Meu Caro Diário, 24/04/2011

 domingo. Acabei de me despedir de Vancarder, cerca de duas horas atrás. Voltei e revi foto por foto as cercas de 500 que tiramos no feriado. Algo de meio óbvio me veio a mente. A beleza da vida representada pelo movimento (crianças se jogando no rio em Morretes) e pela ausência dele (prédios, velhos em bancos de praça). O fluxo que escorre lentamente e nos faz também mais gordos – pesei-me em Morretes e para meu horror me descobri com 73 quilos, novo recorde! O fato é que as fotos me levaram a um mundo bem mais telúrico e intenso do que o cotidiano cinza da universidade. Porém, um prazer deslocado, prenhe da alienada necessidade de sobrevivência. Fugir da rotina, no feriado, foi de certo modo a confirmá-la. Pois os dias de exceção somente existem para confirmar a regra. Que assim o seja, pois d´outro modo acho que não me acharia, antes perderia o restante de razão que ainda possuo.

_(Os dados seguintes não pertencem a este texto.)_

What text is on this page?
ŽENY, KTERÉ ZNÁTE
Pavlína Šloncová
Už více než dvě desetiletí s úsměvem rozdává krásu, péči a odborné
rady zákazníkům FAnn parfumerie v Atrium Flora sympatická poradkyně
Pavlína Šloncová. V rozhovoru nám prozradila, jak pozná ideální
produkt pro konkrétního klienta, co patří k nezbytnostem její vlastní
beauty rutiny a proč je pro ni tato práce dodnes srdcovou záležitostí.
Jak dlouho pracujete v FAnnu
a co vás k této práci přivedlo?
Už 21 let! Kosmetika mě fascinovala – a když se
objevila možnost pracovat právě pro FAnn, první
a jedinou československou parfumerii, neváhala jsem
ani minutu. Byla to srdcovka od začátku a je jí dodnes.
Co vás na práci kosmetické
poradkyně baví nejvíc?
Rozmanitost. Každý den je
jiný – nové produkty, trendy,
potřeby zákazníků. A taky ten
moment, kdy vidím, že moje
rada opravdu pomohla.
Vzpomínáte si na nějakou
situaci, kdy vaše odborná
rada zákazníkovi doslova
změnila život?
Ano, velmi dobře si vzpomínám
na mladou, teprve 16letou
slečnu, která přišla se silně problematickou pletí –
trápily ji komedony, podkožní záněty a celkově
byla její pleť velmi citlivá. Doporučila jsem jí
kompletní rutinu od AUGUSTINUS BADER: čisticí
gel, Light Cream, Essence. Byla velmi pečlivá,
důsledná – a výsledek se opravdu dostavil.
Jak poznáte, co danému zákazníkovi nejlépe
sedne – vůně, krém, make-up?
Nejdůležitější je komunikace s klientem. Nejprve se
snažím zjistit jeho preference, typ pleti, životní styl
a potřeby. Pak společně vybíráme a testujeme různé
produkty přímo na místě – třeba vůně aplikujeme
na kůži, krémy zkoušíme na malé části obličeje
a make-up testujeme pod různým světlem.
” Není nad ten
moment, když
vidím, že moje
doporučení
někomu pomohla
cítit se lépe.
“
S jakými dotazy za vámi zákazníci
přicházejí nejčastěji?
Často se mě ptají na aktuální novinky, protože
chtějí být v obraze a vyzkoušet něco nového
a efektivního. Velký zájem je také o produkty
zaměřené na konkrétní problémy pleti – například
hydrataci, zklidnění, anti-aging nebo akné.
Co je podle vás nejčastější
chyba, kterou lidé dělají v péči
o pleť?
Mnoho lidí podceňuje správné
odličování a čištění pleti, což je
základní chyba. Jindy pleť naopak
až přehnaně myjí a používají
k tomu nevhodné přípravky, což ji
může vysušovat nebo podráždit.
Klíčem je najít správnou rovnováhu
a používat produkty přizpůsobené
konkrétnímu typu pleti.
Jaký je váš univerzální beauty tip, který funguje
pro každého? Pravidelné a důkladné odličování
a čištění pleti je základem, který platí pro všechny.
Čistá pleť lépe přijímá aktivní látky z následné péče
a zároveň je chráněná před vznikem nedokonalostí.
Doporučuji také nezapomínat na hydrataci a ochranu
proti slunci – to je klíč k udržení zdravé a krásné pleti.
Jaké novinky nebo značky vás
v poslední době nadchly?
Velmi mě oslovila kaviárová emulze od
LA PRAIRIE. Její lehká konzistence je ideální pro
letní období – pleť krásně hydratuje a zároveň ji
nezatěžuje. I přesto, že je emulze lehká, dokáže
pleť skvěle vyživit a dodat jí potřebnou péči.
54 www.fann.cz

Talvez a maior parte das melhores fotos tenham sido efetivadas por Vancarder, assim como talvez algumas das piores também. Sem dúvida, ele possui o domínio da técnica da câmera um pouco mais que eu. Pude ver o quanto sou abusado nas fotos, assim como ele também. Estou com vontade de enviar um cd para Cris e presentear Pedro e Lia com outro. O medo dos sentimentos é o que fode e ao mesmo tempo consegue fazer com que a vida seja tocada para frente.